Di tengah klaim Presiden AS Donald Trump bahwa India telah setuju untuk berhenti membeli minyak Rusia, Kementerian Luar Negeri pada hari Kamis telah menyatakan bahwa India akan terus menjadikan 1,4 miliar penduduknya sebagai prioritas utama, terutama dalam dinamika internasional saat ini di bidang energi.
“Sejauh kepastian keamanan atau sumber energi India, pemerintah dalam beberapa kesempatan telah secara terbuka, termasuk saya di sini, bahwa memastikan keamanan energi bagi 1,4 miliar penduduk adalah prioritas utama pemerintah,” kata Randhir Jaiswal saat konferensi pers.
“Diversifikasi sumber energi kami agar sesuai dengan kondisi pasar yang obyektif dan dinamika internasional yang terus berkembang merupakan inti dari strategi kami untuk memastikan hal ini. Semua keputusan India diambil dan akan diambil dengan mempertimbangkan hal ini,” tambahnya lebih lanjut.
Trump mengklaim India setuju untuk berhenti membeli minyak Rusia
Menyusul pengumuman perjanjian perdagangan India-AS, Trump mengklaim bahwa India akan berhenti membeli minyak Rusia dan sebagai gantinya berinvestasi pada minyak Venezuela.
“Kami membicarakan banyak hal termasuk Perdagangan, dan mengakhiri Perang dengan Rusia dan Ukraina sepakat untuk berhenti membeli Minyak Rusia, dan membeli lebih banyak lagi dari Amerika Serikat dan, mungkin, Venezuela. Hal ini akan membantu PERANG di Ukraina, yang sedang terjadi saat ini, dengan ribuan orang meninggal setiap minggunya!” tulis Trump di postingan Truth Social-nya awal pekan ini.
Kesepakatan itu kemudian dikonfirmasi oleh Perdana Menteri Narendra Modi, namun tidak ada komentar mengenai penghentian pembelian minyak Rusia.
Berbicara kepada wartawan pada hari Kamis, Jaiswal menambahkan bahwa India tetap terbuka untuk pembelian minyak Venezuela.
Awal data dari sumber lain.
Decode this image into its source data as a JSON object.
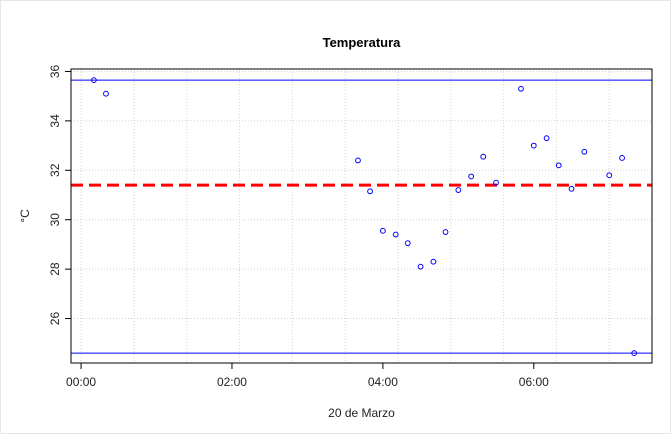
{
  "chart_data": {
    "type": "scatter",
    "title": "Temperatura",
    "xlabel": "20 de Marzo",
    "ylabel": "°C",
    "x_unit": "hours after 00:00, 20 de Marzo",
    "xlim": [
      "-00:08",
      "07:34"
    ],
    "ylim": [
      24.2,
      36.1
    ],
    "x_ticks": [
      {
        "label": "00:00",
        "value": 0
      },
      {
        "label": "02:00",
        "value": 2
      },
      {
        "label": "04:00",
        "value": 4
      },
      {
        "label": "06:00",
        "value": 6
      }
    ],
    "y_ticks": [
      26,
      28,
      30,
      32,
      34,
      36
    ],
    "grid": true,
    "x_gridlines": [
      0,
      0.7,
      1.4,
      2.1,
      2.8,
      3.5,
      4.2,
      4.9,
      5.6,
      6.3,
      7.0
    ],
    "points": [
      {
        "x": 0.17,
        "y": 35.65
      },
      {
        "x": 0.33,
        "y": 35.1
      },
      {
        "x": 3.67,
        "y": 32.4
      },
      {
        "x": 3.83,
        "y": 31.15
      },
      {
        "x": 4.0,
        "y": 29.55
      },
      {
        "x": 4.17,
        "y": 29.4
      },
      {
        "x": 4.33,
        "y": 29.05
      },
      {
        "x": 4.5,
        "y": 28.1
      },
      {
        "x": 4.67,
        "y": 28.3
      },
      {
        "x": 4.83,
        "y": 29.5
      },
      {
        "x": 5.0,
        "y": 31.2
      },
      {
        "x": 5.17,
        "y": 31.75
      },
      {
        "x": 5.33,
        "y": 32.55
      },
      {
        "x": 5.5,
        "y": 31.5
      },
      {
        "x": 5.83,
        "y": 35.3
      },
      {
        "x": 6.0,
        "y": 33.0
      },
      {
        "x": 6.17,
        "y": 33.3
      },
      {
        "x": 6.33,
        "y": 32.2
      },
      {
        "x": 6.5,
        "y": 31.25
      },
      {
        "x": 6.67,
        "y": 32.75
      },
      {
        "x": 7.0,
        "y": 31.8
      },
      {
        "x": 7.17,
        "y": 32.5
      },
      {
        "x": 7.33,
        "y": 24.6
      }
    ],
    "reference_lines": {
      "upper_limit": 35.65,
      "mean": 31.4,
      "lower_limit": 24.6
    },
    "colors": {
      "points": "#0000ff",
      "limits": "#0000ff",
      "mean": "#ff0000",
      "grid": "#d3d3d3"
    }
  }
}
“Pendirian India jelas. Kami memiliki kemitraan jangka panjang dengan Venezuela. Dan kami tetap terbuka untuk membeli minyak dari Venezuela atau tempat lain tergantung pada kelayakan komersialnya,” kata Jaiswal.
Rusia mengatakan ‘tidak ada kabar’ dari India mengenai penghentian pembelian minyak
Menanggapi pengumuman kesepakatan dagang India-AS, Rusia juga menyatakan belum mendengar kabar dari New Delhi terkait perkembangan ini.
“Sejauh ini, kami belum mendengar pernyataan apa pun dari New Delhi mengenai masalah ini,” kata juru bicara Kremlin Dmitry Peskov kepada wartawan saat konferensi pers.
“Kami menghormati hubungan bilateral AS-India. Namun kami tidak kalah pentingnya dengan pengembangan kemitraan strategis yang maju antara Rusia dan India. Ini adalah hal yang paling penting bagi kami, dan kami bermaksud untuk lebih mengembangkan hubungan bilateral kami dengan Delhi,” tambahnya lebih lanjut.
Kesepakatan perdagangan India-AS dalam tahap akhir
Kesepakatan perdagangan bilateral antara India dan Amerika Serikat diumumkan pada Senin waktu. Kesepakatan tersebut, yang diumumkan oleh Trump dan kemudian dikonfirmasi oleh PM Modi, menghasilkan penurunan tarif terhadap barang-barang India dari 50 persen menjadi 18 persen.
Dalam konferensi pers pada hari Selasa, Kementerian Perdagangan Piyush Goyal menyatakan bahwa perjanjian akhir antara kedua negara sedang dalam tahap akhir. Sentimen ini juga diamini oleh perwakilan perdagangan AS Jamieson Greer, yang menyatakan bahwa kesepakatan tersebut “masih dalam proses.” Pernyataan bersama dengan rincian kesepakatan perdagangan diharapkan akan dibagikan nanti.